Multimedia data has a rich and complex structure in terms of inter- and intra-document references and can be an extremely valuable source of information. However, this potential is severely limited until and unless effective methods for semantic extraction and semantic-based cross-media exploration and retrieval can be devised. Today’s leading-edge techniques in this area are working well for low-level feature extraction (e.g. colour histograms), are focussing on narrow aspects of isolated collections of multimedia data, and are dealing only with single media types. MISTRAL follows the following lines of radically new research: MISTRAL will extract a large variety of semantically relevant metadata from one media type and integrate it closely with semantic concepts derived from other media types.

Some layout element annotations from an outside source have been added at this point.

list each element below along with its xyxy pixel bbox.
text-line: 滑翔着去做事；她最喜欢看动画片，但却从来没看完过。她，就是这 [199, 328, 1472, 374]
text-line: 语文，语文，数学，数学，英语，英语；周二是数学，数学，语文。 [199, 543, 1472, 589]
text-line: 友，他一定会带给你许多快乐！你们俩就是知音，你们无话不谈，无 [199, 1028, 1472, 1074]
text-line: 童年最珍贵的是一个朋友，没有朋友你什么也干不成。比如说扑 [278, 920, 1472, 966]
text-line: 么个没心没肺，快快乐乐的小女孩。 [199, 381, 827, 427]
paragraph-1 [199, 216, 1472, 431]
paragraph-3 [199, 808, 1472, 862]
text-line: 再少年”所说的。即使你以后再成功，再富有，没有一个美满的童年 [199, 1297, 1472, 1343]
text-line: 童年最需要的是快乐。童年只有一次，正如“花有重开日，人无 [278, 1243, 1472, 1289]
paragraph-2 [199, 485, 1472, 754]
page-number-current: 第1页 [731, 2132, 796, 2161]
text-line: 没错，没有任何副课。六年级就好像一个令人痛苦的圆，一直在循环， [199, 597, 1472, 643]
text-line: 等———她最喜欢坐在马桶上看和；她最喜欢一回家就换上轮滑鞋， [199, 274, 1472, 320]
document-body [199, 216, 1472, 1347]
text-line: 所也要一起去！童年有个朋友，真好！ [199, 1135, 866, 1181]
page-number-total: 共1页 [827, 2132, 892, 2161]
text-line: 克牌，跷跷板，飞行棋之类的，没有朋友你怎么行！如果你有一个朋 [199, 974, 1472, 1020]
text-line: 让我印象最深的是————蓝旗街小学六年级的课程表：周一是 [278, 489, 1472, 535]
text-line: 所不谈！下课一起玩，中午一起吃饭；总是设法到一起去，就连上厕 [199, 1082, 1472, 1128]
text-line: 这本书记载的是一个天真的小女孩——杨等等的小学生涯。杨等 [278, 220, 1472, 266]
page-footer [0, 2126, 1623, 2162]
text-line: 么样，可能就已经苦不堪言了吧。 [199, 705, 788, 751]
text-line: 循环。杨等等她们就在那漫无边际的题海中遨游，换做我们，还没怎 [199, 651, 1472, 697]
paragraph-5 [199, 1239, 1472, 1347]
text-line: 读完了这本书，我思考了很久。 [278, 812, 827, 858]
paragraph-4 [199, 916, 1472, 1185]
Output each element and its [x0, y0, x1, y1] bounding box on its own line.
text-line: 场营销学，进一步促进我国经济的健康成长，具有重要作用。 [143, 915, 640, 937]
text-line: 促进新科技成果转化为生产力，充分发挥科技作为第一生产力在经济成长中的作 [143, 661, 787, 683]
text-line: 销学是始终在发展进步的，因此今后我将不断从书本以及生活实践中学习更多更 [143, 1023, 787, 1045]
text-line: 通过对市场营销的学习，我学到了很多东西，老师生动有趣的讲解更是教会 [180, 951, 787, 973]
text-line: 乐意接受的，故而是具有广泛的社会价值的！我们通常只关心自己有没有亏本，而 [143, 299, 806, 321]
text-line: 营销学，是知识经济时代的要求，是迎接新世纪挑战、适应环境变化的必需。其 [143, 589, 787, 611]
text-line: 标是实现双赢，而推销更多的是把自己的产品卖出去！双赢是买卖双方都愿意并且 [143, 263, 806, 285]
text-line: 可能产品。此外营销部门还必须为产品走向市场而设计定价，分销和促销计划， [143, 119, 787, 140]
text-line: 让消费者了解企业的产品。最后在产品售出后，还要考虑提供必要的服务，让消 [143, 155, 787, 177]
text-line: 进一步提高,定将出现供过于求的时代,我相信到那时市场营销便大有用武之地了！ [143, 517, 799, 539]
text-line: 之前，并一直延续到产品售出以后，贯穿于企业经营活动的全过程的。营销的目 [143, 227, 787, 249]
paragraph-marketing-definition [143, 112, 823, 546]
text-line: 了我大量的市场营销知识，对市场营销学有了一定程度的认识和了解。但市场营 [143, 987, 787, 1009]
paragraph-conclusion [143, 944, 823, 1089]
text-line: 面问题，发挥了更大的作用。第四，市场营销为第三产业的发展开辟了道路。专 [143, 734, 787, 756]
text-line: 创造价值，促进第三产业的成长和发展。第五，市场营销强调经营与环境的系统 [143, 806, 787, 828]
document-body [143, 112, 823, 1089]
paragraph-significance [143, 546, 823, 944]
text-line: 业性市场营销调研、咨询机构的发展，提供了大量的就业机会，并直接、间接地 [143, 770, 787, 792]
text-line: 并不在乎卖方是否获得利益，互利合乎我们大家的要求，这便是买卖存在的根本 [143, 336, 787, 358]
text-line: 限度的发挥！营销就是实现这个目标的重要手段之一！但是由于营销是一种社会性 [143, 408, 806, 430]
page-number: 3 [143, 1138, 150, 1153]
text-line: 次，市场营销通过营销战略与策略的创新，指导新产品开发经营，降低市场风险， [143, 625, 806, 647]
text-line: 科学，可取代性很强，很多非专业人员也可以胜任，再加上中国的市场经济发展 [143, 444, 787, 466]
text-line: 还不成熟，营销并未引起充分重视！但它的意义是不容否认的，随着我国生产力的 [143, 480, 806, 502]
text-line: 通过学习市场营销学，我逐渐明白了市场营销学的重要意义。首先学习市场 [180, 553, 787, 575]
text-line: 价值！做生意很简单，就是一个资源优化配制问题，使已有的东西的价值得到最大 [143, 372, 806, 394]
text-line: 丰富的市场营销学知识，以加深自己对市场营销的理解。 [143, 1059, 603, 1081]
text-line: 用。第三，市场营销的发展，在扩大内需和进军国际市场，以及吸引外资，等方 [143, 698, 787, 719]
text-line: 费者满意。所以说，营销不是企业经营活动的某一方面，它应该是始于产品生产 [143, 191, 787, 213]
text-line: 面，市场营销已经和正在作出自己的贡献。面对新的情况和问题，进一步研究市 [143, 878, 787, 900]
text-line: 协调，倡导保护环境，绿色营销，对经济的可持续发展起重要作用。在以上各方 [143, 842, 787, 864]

Eventually, the results from this cross-media semantic integration will also be fed back to the semantic extraction processes of the different media types so as to enhance the quality of the results of these processes. MISTRAL will focus on most innovative, semantic-based cross-media exploration and retrieval techniques employing concepts at different semantic levels. MISTRAL addresses the specifics of multimedia data in the global, networked context employing semantic web technologies. The MISTRAL results for semantic-based multimedia retrieval will contribute to a significant improvement of today’s human-computer interaction in multimedia retrieval and exploration applications. New types of functionalities include but are not limited to:
* cross-media-based automatic detection of objects in multimedia data: For example, if a video contains an audio stream with barking together with a particular constellation of video features, the system can automatically consider the features in the video as an object “dog”.
* semantic-enriched cross-media queries: A sample query could be “find all videos with a barking dog in the background and playing children in the foreground”.
* cross-media synchronisation: The idea is to synchronize independent types of media according to the extracted semantic concepts. For example, if users see somebody walking in a video, they should also hear footfall from an audio.